I have heard of functional programming for a long time, and I remember it as a very obscure programming mode, but I have not been to understand it.

It happened to be my turn to host the week of the group, so I didn’t think of anything to share. In a flash, I chose the topic of functional programming. Anyway, my colleagues in the group have not learned it, so I just need to explain the basic knowledge, and I can take this opportunity to force myself to learn this new way of programming.

In addition to Lisp, Scheme, Haskell, Erlang, and other specialized functional programming languages, Many of the general-purpose programming languages we use (Java, Python, Ruby, Javascript, etc.) support the functional programming pattern. In consideration of the actual situation, Python was chosen as the starting language for functional programming, since the team was familiar with Python and it would not be too difficult to use it as a starting point.

After information query and preliminary study, I have some concepts of functional programming, and formed PPT sharing after sorting.

Here’s what we shared.

The target

When learning a new technology or programming language, we usually start with concepts and features. For those new to functional programming, there are a few things you might want to know:

  • What is functional programming?
  • What are the characteristics of functional programming?
  • What is functional programming for?
  • What are the advantages and disadvantages of functional programming compared to imperative and object-oriented programming?

But I didn’t go that far with this presentation, because I felt that by filling the audience with too many concepts at the beginning, they would get confused. Because a search of data shows that it is difficult to have a coherent definition of what functional programming is. And since I am new to it, there may be a big deviation in my understanding.

Therefore, I decided to start with the familiar imperative programming as much as possible, and show the audience how functional programming can be thought of differently with lots of examples. After that, I will look back at these questions and believe that the audience should have a deeper understanding.

Taking the actual situation into consideration, we hope to achieve the following goals:

  • Understand the main differences between functional and imperative programming
  • Master the basic functions and operators of Python functional programming
  • Converts simple imperative programming statements into functional programming

Imperative programming & Functional programming

Starting with the familiar imperative of programming, let’s review the main scenarios of writing code.

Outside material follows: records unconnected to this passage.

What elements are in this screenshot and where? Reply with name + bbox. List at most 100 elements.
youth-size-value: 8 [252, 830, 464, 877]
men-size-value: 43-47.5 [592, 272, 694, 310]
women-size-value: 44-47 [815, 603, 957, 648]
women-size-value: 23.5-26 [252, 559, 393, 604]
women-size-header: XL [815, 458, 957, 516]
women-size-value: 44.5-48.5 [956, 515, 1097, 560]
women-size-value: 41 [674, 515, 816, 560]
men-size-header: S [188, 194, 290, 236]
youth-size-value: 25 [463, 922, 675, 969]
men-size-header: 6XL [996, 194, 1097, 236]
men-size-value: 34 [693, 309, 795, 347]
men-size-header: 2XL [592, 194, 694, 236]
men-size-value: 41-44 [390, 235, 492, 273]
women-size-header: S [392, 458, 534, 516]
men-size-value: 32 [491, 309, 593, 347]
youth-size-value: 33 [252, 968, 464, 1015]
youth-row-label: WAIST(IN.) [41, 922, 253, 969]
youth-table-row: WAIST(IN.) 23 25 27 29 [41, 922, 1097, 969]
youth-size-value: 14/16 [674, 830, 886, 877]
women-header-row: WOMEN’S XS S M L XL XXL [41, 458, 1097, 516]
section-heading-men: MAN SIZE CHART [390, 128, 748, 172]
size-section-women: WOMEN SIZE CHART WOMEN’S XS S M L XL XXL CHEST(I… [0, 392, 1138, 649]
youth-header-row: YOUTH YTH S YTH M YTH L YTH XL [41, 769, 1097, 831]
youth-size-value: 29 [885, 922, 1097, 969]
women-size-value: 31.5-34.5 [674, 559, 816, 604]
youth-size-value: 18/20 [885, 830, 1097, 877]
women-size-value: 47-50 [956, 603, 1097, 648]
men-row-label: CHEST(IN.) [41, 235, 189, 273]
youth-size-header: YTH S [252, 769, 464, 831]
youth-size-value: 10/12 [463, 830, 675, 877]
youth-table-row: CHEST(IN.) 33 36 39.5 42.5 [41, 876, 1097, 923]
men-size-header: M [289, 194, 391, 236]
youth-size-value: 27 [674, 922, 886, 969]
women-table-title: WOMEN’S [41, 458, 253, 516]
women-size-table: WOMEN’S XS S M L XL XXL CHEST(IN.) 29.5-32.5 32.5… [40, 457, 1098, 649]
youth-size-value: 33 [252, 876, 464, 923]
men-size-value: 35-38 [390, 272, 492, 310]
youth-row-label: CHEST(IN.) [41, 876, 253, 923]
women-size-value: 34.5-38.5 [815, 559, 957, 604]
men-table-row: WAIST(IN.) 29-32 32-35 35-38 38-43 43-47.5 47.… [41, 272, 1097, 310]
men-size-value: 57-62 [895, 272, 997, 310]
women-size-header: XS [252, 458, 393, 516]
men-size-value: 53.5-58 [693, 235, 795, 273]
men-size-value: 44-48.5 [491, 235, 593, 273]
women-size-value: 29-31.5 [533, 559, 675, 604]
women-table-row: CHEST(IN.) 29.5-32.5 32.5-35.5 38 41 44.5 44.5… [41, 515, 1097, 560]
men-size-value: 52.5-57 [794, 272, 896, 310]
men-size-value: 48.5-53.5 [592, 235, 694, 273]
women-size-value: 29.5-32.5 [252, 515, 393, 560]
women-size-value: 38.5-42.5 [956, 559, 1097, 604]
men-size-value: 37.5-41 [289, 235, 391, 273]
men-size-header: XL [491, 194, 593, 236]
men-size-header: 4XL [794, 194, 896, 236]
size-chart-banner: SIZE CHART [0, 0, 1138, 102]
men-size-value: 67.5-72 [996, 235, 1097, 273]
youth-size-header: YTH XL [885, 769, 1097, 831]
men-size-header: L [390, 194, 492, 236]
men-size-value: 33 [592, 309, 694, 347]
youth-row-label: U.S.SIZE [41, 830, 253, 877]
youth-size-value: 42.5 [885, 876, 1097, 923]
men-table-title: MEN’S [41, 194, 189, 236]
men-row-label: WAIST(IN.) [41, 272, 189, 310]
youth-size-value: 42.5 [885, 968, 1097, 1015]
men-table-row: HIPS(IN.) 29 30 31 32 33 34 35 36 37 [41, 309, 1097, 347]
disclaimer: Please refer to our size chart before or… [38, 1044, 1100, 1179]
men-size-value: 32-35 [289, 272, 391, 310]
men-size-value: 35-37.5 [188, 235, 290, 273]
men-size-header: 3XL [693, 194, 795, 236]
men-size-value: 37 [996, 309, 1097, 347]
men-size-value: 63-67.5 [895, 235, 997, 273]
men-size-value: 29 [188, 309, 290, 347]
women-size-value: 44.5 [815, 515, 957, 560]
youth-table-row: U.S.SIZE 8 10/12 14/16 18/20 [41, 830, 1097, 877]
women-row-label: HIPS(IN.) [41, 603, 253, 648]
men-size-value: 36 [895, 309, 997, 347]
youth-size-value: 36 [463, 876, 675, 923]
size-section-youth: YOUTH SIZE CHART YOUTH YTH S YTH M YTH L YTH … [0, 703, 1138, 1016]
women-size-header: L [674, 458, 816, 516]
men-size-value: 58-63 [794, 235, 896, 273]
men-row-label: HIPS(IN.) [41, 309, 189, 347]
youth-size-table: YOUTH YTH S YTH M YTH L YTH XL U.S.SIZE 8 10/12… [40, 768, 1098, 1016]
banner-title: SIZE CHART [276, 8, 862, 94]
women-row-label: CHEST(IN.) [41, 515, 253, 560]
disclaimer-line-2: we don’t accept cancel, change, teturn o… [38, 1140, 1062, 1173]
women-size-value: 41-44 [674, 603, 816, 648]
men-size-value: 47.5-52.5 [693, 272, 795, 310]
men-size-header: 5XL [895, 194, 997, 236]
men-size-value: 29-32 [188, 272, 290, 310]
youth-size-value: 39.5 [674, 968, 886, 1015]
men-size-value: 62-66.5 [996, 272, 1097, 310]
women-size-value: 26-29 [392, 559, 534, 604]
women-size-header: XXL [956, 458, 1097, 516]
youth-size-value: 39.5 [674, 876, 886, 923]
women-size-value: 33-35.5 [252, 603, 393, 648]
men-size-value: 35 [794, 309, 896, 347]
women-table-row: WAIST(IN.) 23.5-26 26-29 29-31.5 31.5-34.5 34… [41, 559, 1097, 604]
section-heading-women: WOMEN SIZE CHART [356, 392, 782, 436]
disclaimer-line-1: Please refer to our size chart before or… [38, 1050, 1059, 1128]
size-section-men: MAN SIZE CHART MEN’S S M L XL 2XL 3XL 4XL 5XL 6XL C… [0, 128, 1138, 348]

In fact, no matter how complex our business code is, it needs the following types of operations:

  • Function definition: def
  • Conditional controls: if, elif, else
  • Loop control: for, break, continue, while

Of course, this is only part of the operation type, but there should also be classes and modules, exception handling, and so on. But for starters, let’s just focus on the three most common operations.

Functional programming, in turn, has its own keywords. In Python, functional programming consists mainly of three basic functions and one operator.

  • Basic functions: map(), reduce(), filter()
  • Operator: lambda

Surprisingly, you can implement almost any Python program with just a few functions and operators.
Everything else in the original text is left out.